Patton & Morocco: the scene in the film is quite positive, even the line where Patton tells the Sultan that he sees Morocco as a cross between "Hollywood and the Bible."  Patton is decorated with the Order of Ouissam Alaouite, and the citation reads:

"Les Lions dans leurs tanières tremblent en le voyant approcher" (The lions in their dens tremble at his approach).  From a contemporary Time Magazine article.

Patton wrote – prophetically, and very much in character – to his wife of his encounter with the Sultan: "It was the most colorful thing I have ever seen and would be worth a million in Hollywood."

Offscreen, Patton was not so upbeat on the Maghreb, with disparaging views of "the Arabs" expressed as he traversed Morocco, Algeria, and Tunisia.  And, despite his knowledge of France from his WW I days, he was not above entertaining ideas of "buying off" senior French officials.  J. Rives Childs, who as Chargé d'Affaires at the Legation in Tangier was the senior US diplomat dealing with Morocco, was appalled: "I don't think I have ever met anyone more repellent… His one obsession was war."

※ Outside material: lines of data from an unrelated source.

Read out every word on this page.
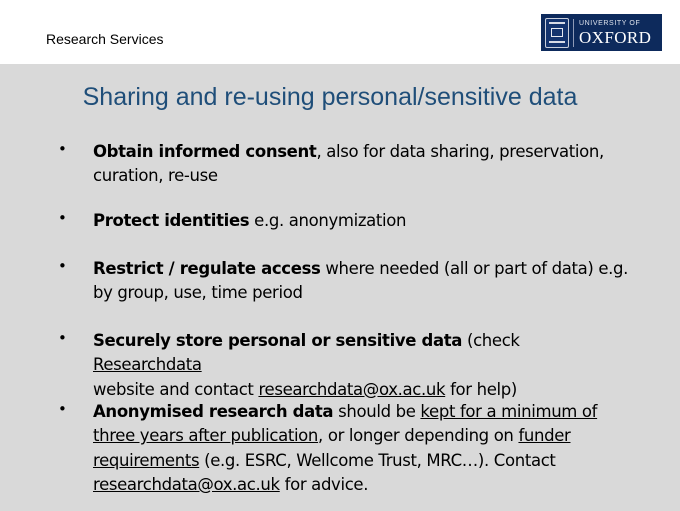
Research Services
UNIVERSITY OF
OXFORD
Sharing and re-using personal/sensitive data
• Obtain informed consent, also for data sharing, preservation,
curation, re-use
• Protect identities e.g. anonymization
• Restrict / regulate access where needed (all or part of data) e.g.
by group, use, time period
• Securely store personal or sensitive data (check Researchdata
website and contact researchdata@ox.ac.uk for help)
• Anonymised research data should be kept for a minimum of
three years after publication, or longer depending on funder
requirements (e.g. ESRC, Wellcome Trust, MRC…). Contact
researchdata@ox.ac.uk for advice.
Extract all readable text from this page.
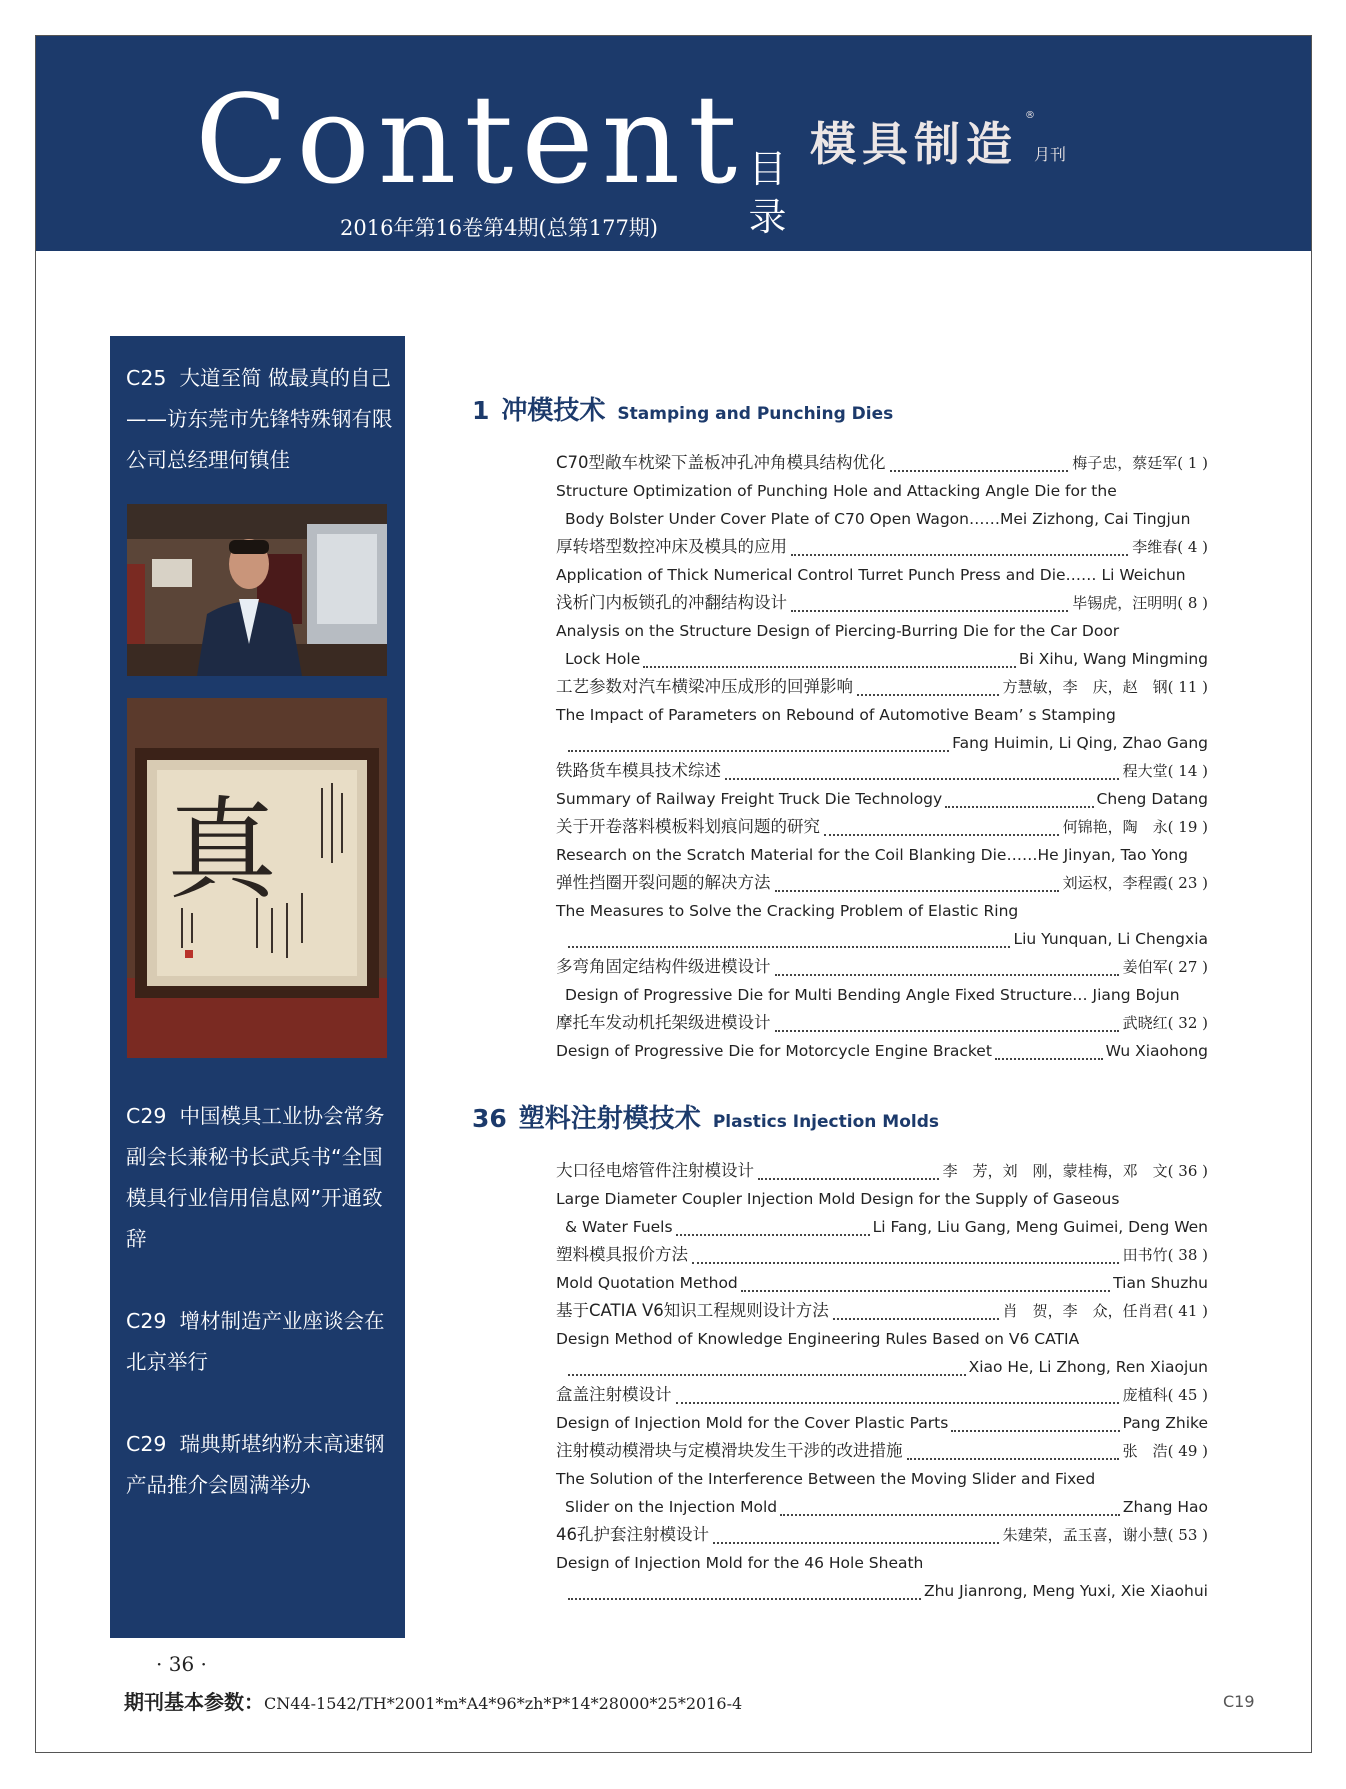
Content 目录
2016年第16卷第4期(总第177期)
模具制造
®
月刊
C25 大道至简 做最真的自己——访东莞市先锋特殊钢有限公司总经理何镇佳
真
C29 中国模具工业协会常务副会长兼秘书长武兵书“全国模具行业信用信息网”开通致辞
C29 增材制造产业座谈会在北京举行
C29 瑞典斯堪纳粉末高速钢产品推介会圆满举办
1 冲模技术 Stamping and Punching Dies
C70型敞车枕梁下盖板冲孔冲角模具结构优化	梅子忠，蔡廷军( 1 )
Structure Optimization of Punching Hole and Attacking Angle Die for the
Body Bolster Under Cover Plate of C70 Open Wagon……Mei Zizhong, Cai Tingjun
厚转塔型数控冲床及模具的应用	李维春( 4 )
Application of Thick Numerical Control Turret Punch Press and Die…… Li Weichun
浅析门内板锁孔的冲翻结构设计	毕锡虎，汪明明( 8 )
Analysis on the Structure Design of Piercing-Burring Die for the Car Door
Lock Hole	Bi Xihu, Wang Mingming
工艺参数对汽车横梁冲压成形的回弹影响	方慧敏，李　庆，赵　钢( 11 )
The Impact of Parameters on Rebound of Automotive Beam’ s Stamping
Fang Huimin, Li Qing, Zhao Gang
铁路货车模具技术综述	程大堂( 14 )
Summary of Railway Freight Truck Die Technology	Cheng Datang
关于开卷落料模板料划痕问题的研究	何锦艳，陶　永( 19 )
Research on the Scratch Material for the Coil Blanking Die……He Jinyan, Tao Yong
弹性挡圈开裂问题的解决方法	刘运权，李程霞( 23 )
The Measures to Solve the Cracking Problem of Elastic Ring
Liu Yunquan, Li Chengxia
多弯角固定结构件级进模设计	姜伯军( 27 )
Design of Progressive Die for Multi Bending Angle Fixed Structure… Jiang Bojun
摩托车发动机托架级进模设计	武晓红( 32 )
Design of Progressive Die for Motorcycle Engine Bracket	Wu Xiaohong
36 塑料注射模技术 Plastics Injection Molds
大口径电熔管件注射模设计	李　芳，刘　刚，蒙桂梅，邓　文( 36 )
Large Diameter Coupler Injection Mold Design for the Supply of Gaseous
& Water Fuels	Li Fang, Liu Gang, Meng Guimei, Deng Wen
塑料模具报价方法	田书竹( 38 )
Mold Quotation Method	Tian Shuzhu
基于CATIA V6知识工程规则设计方法	肖　贺，李　众，任肖君( 41 )
Design Method of Knowledge Engineering Rules Based on V6 CATIA
Xiao He, Li Zhong, Ren Xiaojun
盒盖注射模设计	庞植科( 45 )
Design of Injection Mold for the Cover Plastic Parts	Pang Zhike
注射模动模滑块与定模滑块发生干涉的改进措施	张　浩( 49 )
The Solution of the Interference Between the Moving Slider and Fixed
Slider on the Injection Mold	Zhang Hao
46孔护套注射模设计	朱建荣，孟玉喜，谢小慧( 53 )
Design of Injection Mold for the 46 Hole Sheath
Zhu Jianrong, Meng Yuxi, Xie Xiaohui
· 36 ·
期刊基本参数：CN44-1542/TH*2001*m*A4*96*zh*P*14*28000*25*2016-4	C19
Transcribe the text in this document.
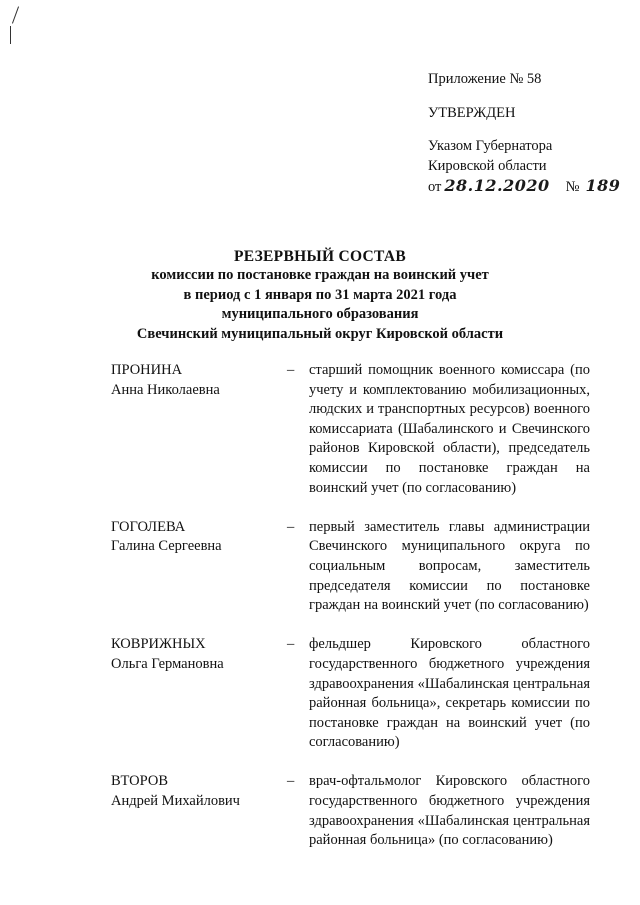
Приложение № 58
УТВЕРЖДЕН
Указом Губернатора
Кировской области
от 28.12.2020 № 189
РЕЗЕРВНЫЙ СОСТАВ
комиссии по постановке граждан на воинский учет
в период с 1 января по 31 марта 2021 года
муниципального образования
Свечинский муниципальный округ Кировской области
ПРОНИНА
Анна Николаевна
–	старший помощник военного комиссара (по учету и комплектованию мобилизационных, людских и транспортных ресурсов) военного комиссариата (Шабалинского и Свечинского районов Кировской области), председатель комиссии по постановке граждан на воинский учет (по согласованию)
ГОГОЛЕВА
Галина Сергеевна
–	первый заместитель главы администрации Свечинского муниципального округа по социальным вопросам, заместитель председателя комиссии по постановке граждан на воинский учет (по согласованию)
КОВРИЖНЫХ
Ольга Германовна
–	фельдшер Кировского областного государственного бюджетного учреждения здравоохранения «Шабалинская центральная районная больница», секретарь комиссии по постановке граждан на воинский учет (по согласованию)
ВТОРОВ
Андрей Михайлович
–	врач-офтальмолог Кировского областного государственного бюджетного учреждения здравоохранения «Шабалинская центральная районная больница» (по согласованию)
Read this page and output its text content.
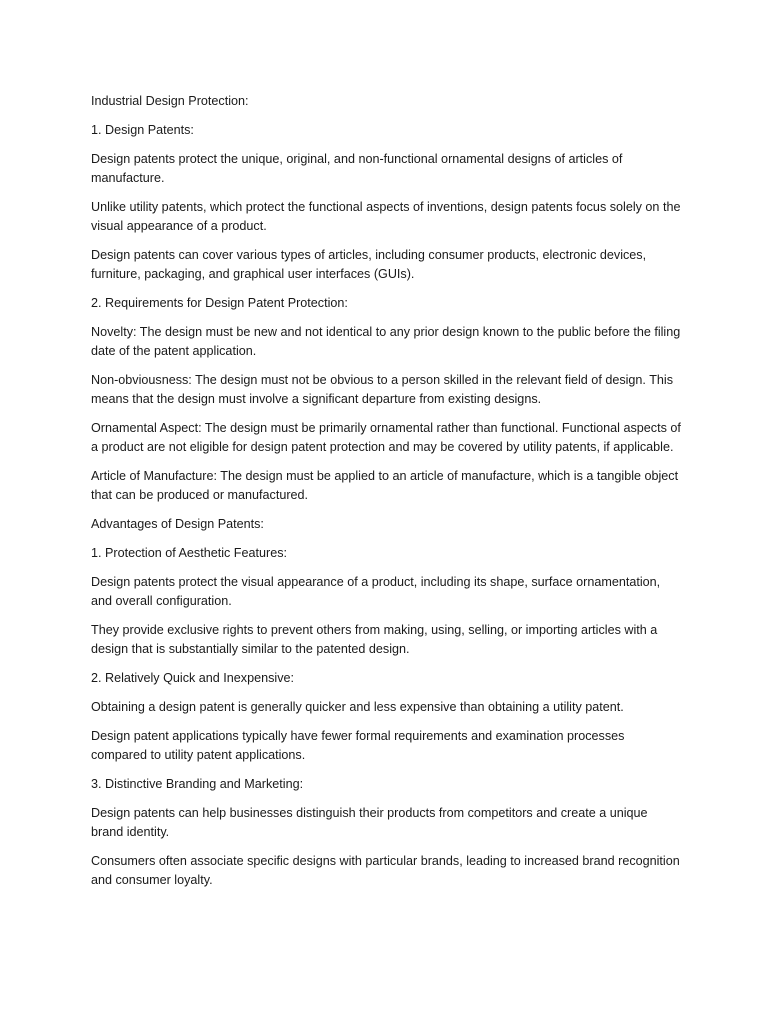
Industrial Design Protection:

1. Design Patents:

Design patents protect the unique, original, and non-functional ornamental designs of articles of manufacture.

Unlike utility patents, which protect the functional aspects of inventions, design patents focus solely on the visual appearance of a product.

Design patents can cover various types of articles, including consumer products, electronic devices, furniture, packaging, and graphical user interfaces (GUIs).

2. Requirements for Design Patent Protection:

Novelty: The design must be new and not identical to any prior design known to the public before the filing date of the patent application.

Non-obviousness: The design must not be obvious to a person skilled in the relevant field of design. This means that the design must involve a significant departure from existing designs.

Ornamental Aspect: The design must be primarily ornamental rather than functional. Functional aspects of a product are not eligible for design patent protection and may be covered by utility patents, if applicable.

Article of Manufacture: The design must be applied to an article of manufacture, which is a tangible object that can be produced or manufactured.

Advantages of Design Patents:

1. Protection of Aesthetic Features:

Design patents protect the visual appearance of a product, including its shape, surface ornamentation, and overall configuration.

They provide exclusive rights to prevent others from making, using, selling, or importing articles with a design that is substantially similar to the patented design.

2. Relatively Quick and Inexpensive:

Obtaining a design patent is generally quicker and less expensive than obtaining a utility patent.

Design patent applications typically have fewer formal requirements and examination processes compared to utility patent applications.

3. Distinctive Branding and Marketing:

Design patents can help businesses distinguish their products from competitors and create a unique brand identity.

Consumers often associate specific designs with particular brands, leading to increased brand recognition and consumer loyalty.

Well, Patton would have to agree with the latter; he was, as Eisenhower said of him, "a born soldier."  And destined to be buried as one: despite his postwar, accidental death, Patton is buried among his soldiers, at the ABMC military cemetery in Luxembourg, scene of much Battle of the Bulge fighting.

Next up: "Morocco in Hollywood," Part Deux.  A showing of Casablanca in Casablanca.  What can I say that they haven't already heard about this legendary film?  Maybe I'll tell them about Dean's Bar in Tangier.